Ruk u los uit deze roes, die als een bedwelmend middel slechts een sterker-worden voorspiegelt, maar die in werkelijkheid verzwakkend en verwoestend werkt!
Natuurlijk is het, ofschoon bedroevend, dat juist het vrouwelijk geslacht in de eerste plaats weer alle perken te buiten gaat en in haar kleding zonder gewetenswroeging tot het peil van een publieke vrouw is gezonken.
Dat bewijst echter alleen maar de juistheid van de uitleg over de fijnstoffelijke toedracht. Juist de vrouw met haar van nature sterkere aanvoelingsvermogen neemt dit vergif van de verpeste wereld van de fijnstoffelijke gedachtevormen het eerst en dieper op, terwijl ze zich dat in het geheel niet bewust is. Zij is aan deze gevaren meer overgeleverd, wordt om deze reden ook het eerst meegesleept en gaat onbegrijpelijk snel en opvallend iedere grens te buiten.
Niet voor niets wordt gezegd: “Een slechte vrouw is erger dan een slechte man!” Dat geldt in ieder opzicht, hetzij in wreedheid, in haat of in liefde! Het handelen van de vrouw zal altijd een product van de haar omgevende fijnstoffelijke wereld zijn! Natuurlijk zijn er daarin uitzonderingen. Ook is de vrouw daardoor niet ontheven van haar verantwoordelijkheid, want zij kan de op haar afstormende indrukken waarnemen en haar eigen willen en handelen naar haar wil richten, wanneer … zij wil! Dat dit door het merendeel helaas niet wordt gedaan, is een fout van het vrouwelijk geslacht, die alleen aan de absolute onwetendheid in deze dingen te wijten is.

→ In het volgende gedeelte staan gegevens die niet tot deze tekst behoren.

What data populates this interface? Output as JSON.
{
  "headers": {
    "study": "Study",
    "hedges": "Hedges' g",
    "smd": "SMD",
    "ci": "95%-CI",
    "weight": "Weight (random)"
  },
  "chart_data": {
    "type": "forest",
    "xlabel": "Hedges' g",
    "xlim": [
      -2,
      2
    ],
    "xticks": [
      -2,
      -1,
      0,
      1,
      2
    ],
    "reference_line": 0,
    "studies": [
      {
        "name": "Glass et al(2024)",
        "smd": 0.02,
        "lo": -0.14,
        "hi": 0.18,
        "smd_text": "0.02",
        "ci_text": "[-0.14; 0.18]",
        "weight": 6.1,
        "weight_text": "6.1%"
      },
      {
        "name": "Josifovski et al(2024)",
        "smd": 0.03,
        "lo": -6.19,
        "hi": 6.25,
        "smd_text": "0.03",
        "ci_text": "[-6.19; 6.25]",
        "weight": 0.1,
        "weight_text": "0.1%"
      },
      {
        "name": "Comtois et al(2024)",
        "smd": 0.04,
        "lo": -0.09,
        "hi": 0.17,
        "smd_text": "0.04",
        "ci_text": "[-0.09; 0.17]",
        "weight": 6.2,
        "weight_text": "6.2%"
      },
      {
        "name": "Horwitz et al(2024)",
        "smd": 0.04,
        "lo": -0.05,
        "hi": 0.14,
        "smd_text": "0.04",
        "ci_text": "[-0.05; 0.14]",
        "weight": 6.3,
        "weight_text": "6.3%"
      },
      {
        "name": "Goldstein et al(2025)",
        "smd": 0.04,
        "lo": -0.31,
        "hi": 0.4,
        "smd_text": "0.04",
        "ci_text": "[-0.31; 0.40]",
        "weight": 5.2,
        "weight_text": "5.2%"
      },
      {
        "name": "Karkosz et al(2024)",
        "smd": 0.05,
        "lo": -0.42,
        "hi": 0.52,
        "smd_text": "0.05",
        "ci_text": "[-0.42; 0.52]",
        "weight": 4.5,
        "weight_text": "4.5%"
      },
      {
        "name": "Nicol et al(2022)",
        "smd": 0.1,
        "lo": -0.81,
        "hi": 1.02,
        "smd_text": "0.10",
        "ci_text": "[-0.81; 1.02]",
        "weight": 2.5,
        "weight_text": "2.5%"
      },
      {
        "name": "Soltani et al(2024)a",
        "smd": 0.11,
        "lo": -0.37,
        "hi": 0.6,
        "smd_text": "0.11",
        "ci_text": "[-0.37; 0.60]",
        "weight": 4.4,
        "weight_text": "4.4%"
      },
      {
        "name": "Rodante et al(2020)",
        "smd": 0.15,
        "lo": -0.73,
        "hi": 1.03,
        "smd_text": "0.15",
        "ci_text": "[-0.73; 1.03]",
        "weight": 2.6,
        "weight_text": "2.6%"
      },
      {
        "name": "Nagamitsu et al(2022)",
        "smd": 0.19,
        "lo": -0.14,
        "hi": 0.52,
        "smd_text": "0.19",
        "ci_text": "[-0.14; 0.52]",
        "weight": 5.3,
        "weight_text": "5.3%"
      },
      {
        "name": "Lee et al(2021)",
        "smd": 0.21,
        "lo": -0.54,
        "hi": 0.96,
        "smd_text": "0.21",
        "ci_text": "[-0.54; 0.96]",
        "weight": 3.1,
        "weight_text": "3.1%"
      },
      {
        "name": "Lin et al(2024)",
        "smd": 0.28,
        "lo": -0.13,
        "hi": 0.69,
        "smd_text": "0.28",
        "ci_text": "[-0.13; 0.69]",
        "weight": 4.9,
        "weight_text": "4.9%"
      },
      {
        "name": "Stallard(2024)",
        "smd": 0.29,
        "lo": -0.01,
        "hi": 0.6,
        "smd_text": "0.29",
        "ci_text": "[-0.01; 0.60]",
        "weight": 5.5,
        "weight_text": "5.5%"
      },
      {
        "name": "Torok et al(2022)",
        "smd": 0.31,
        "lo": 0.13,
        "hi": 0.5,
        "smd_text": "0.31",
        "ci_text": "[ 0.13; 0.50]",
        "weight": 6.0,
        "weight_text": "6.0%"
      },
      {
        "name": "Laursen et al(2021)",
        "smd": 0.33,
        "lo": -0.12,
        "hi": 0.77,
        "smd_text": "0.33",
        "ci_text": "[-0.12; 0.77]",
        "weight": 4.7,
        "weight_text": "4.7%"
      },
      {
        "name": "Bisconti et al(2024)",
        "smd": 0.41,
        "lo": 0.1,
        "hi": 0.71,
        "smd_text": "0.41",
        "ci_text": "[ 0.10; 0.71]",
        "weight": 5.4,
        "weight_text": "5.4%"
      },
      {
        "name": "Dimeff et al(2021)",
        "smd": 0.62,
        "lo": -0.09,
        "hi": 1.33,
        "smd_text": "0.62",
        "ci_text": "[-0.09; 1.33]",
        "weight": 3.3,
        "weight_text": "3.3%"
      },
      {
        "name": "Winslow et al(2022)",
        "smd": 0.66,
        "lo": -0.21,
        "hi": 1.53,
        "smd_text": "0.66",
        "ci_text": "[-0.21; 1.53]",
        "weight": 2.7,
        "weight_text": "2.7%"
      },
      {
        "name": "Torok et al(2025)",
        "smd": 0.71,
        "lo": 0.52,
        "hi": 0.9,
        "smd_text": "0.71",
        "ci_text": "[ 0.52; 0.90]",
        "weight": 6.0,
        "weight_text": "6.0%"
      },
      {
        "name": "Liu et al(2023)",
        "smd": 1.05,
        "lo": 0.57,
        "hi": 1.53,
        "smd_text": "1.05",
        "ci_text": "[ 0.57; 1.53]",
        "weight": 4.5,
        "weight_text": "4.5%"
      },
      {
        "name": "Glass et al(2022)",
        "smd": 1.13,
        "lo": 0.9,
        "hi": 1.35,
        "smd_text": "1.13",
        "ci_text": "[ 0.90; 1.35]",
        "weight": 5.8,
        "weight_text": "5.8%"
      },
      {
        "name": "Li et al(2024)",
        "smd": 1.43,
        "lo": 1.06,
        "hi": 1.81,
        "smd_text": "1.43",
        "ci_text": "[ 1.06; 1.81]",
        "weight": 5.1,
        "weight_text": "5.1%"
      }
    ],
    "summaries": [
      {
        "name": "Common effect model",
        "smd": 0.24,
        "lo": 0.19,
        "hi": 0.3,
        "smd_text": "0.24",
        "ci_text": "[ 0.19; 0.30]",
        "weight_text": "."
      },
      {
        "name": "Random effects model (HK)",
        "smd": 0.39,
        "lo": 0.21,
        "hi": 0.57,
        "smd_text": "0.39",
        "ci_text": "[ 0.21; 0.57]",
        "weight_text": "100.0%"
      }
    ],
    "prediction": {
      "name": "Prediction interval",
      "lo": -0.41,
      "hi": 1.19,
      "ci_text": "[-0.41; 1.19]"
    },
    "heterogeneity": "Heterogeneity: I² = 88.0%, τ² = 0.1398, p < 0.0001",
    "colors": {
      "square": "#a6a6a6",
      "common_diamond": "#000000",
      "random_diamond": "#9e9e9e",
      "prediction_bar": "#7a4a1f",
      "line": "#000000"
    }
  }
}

Het is echter rampzalig voor de tegenwoordige tijd, dat de vrouw in feite ook de toekomst van het volk in de hand heeft. Zij draagt deze, omdat haar zielsgesteldheid beslissender is voor het nageslacht dan die van de man. Welk een neergang zal daarom de toekomst moeten brengen! Dat kan niet uitblijven! Met wapens, geld of ontdekkingen laat dit zich niet tegenhouden. Ook niet met vriendelijke woorden of geschoolde politiek. Daarvoor zullen ingrijpender middelen nodig zijn.
Maar niet alleen de vrouw treft deze reusachtige schuld. Zij zal altijd slechts het getrouwe spiegelbeeld zijn van die wereld van gedachtevormen, die boven haar volk hangt. Dat mag men niet vergeten. Eerbiedig en respecteer de vrouw als zodanig, en zij zal zich dienovereenkomstig ontwikkelen, zal dat worden, wat u in haar ziet, en daarmee verheft u uw gehele volk!
Maar eerst moet bij de vrouwen een ingrijpend veranderingsproces plaatsvinden. Zoals zij nu zijn, kan genezing alleen maar bereikt worden door een radicale operatie, met een heftige, onverbiddelijke ingreep, waarbij elke woekering met een scherp mes verwijderd en in het vuur geworpen wordt! Anders zou deze alle gezonde delen nog vernietigen.
Op deze noodzakelijke operatie bij de gehele mensheid stormt de tegenwoordige tijd onstuitbaar toe, sneller, steeds sneller, brengt deze tenslotte zelf teweeg! Dat zal pijnlijk, verschrikkelijk zijn, maar het eindresultaat is genezing. Pas dan is de tijd gekomen om van zedelijkheid te spreken. Nu zou het als een in de storm gesproken woord wegsterven.
Maar is dan het uur voorbij, waarin het Babel der zonden ten onder moest gaan, omdat het door verrotting ineenstortte, let dan op het vrouwelijk geslacht! Haar doen en laten zal u steeds tonen hoe u bent, omdat zij in haar fijnere aanvoelingsvermogen datgene leeft, wat de gedachtevormen willen.
Dit gegeven verschaft ons ook de zekerheid, dat bij rein denken en aanvoelen de vrouw als eerste omhoog zal snellen naar dat ideaal dat wij beschouwen als de edele mens. Dan heeft de zedelijkheid haar intrede gedaan in de volle glans van haar reinheid!